Notice that the description for -z says compression during the transfer. That is the important part, but it may not be easy to understand without some background knowledge.

Primarily, the fact that rsync uses a client/server architecture, even for local transfers; one side reads data from the source location, and the other side writes to the target location. Between these two may be a network connection, or they may be running on the same host. This architecture allows rsync to use the exact same protocol and essentially the same implementation for copying locally or copying over a network: the only part that needs changing is an intermediary layer that actually forwards data back and forth between the rsync instances.

When your throughput is limited by the network throughput, or if you are charged by the amount of network data transferred, and possibly if you have free CPU time on the source and target systems, then compressing the data stream that flows across the network can help the copying process finish sooner (or cost less) because you trade some additional CPU time used for less data flowing across the network.

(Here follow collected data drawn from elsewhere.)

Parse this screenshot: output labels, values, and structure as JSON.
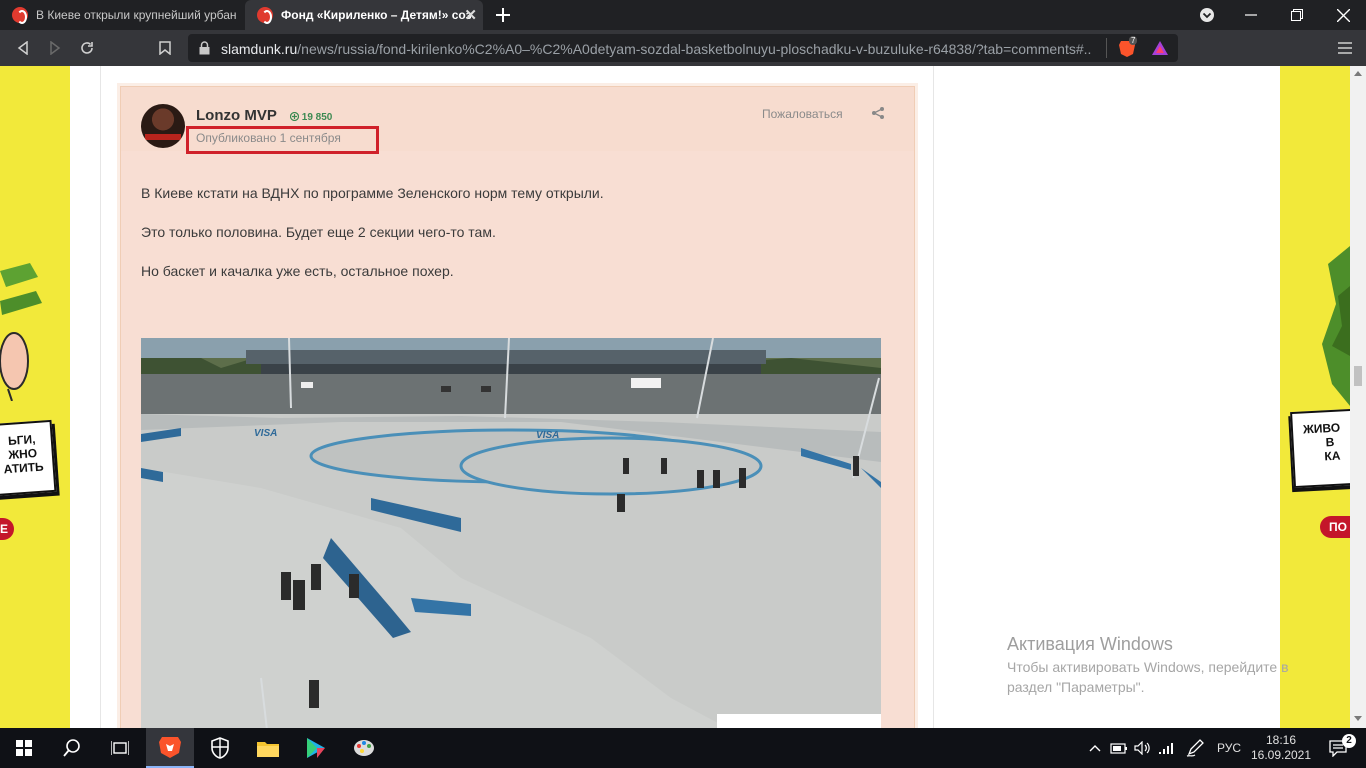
{
  "browser": {
    "tabs": [
      {
        "title": "В Киеве открыли крупнейший урбан",
        "active": false
      },
      {
        "title": "Фонд «Кириленко – Детям!» соз",
        "active": true
      }
    ],
    "new_tab_icon": "plus-icon",
    "url_host": "slamdunk.ru",
    "url_path": "/news/russia/fond-kirilenko%C2%A0–%C2%A0detyam-sozdal-basketbolnuyu-ploschadku-v-buzuluke-r64838/?tab=comments#...",
    "brave_badge": "7"
  },
  "post": {
    "author": "Lonzo MVP",
    "reputation": "19 850",
    "published": "Опубликовано 1 сентября",
    "report_label": "Пожаловаться",
    "paragraphs": [
      "В Киеве кстати на ВДНХ по программе Зеленского норм тему открыли.",
      "Это только половина. Будет еще 2 секции чего-то там.",
      "Но баскет и качалка уже есть, остальное похер."
    ],
    "photo_text": [
      "VISA",
      "VISA"
    ]
  },
  "ads": {
    "left_text": [
      "ЬГИ,",
      "ЖНО",
      "АТИТЬ"
    ],
    "left_button": "Е",
    "right_text": [
      "ЖИВО",
      "В",
      "КА"
    ],
    "right_button": "ПО"
  },
  "watermark": {
    "title": "Активация Windows",
    "subtitle": "Чтобы активировать Windows, перейдите в раздел \"Параметры\"."
  },
  "taskbar": {
    "language": "РУС",
    "time": "18:16",
    "date": "16.09.2021",
    "notification_count": "2"
  },
  "colors": {
    "ad_yellow": "#f2e93a",
    "post_bg": "#f8ded3",
    "highlight_red": "#d0212a",
    "reputation_green": "#3c8a52"
  }
}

The target rsync process will then uncompress the data before processing it further and eventually writing it to storage.

It follows from this that turning compression on when copying files locally using rsync is essentially wasting CPU time, as the connection between the two rsync instances involved is much faster than any other I/O involved and the same CPU would be doing both compression and decompression of the data stream. In such a case, ignoring caching for a moment, the data would be read from disk (slow) into RAM, possibly copied within RAM (fast) followed by being written out to disk again (slow). The slow components are going to dominate, and copying less data within RAM is not going to help speed up the process noticably (and may very well slow it down due to the additional processing required, which in itself quite possibly requires in-RAM copying of data). If you are really unlucky, enabling compression will put you over the limit where swap space needs to be used to fit all required data in memory, which will basically kill performance.

Regular RAM these days can handle multi-gigabytes per second sustained transfers without breaking a sweat. A 7200 rpm spinning disk drive tends to top out at about 120-150 MB/s in sequential operation, and random file I/O (as done by rsync) is virtually never sequential for more than short bursts. SSDs can do better both in terms of latency and throughput, but are still orders of magnitude slower than RAM. Hence, when copying locally, you will always be I/O bound, and compressing the in-transit data stream at best does not make any difference because the same amount of data is still read and written, which as we saw above are the slow parts of the process.

2015-01-26 18:12:34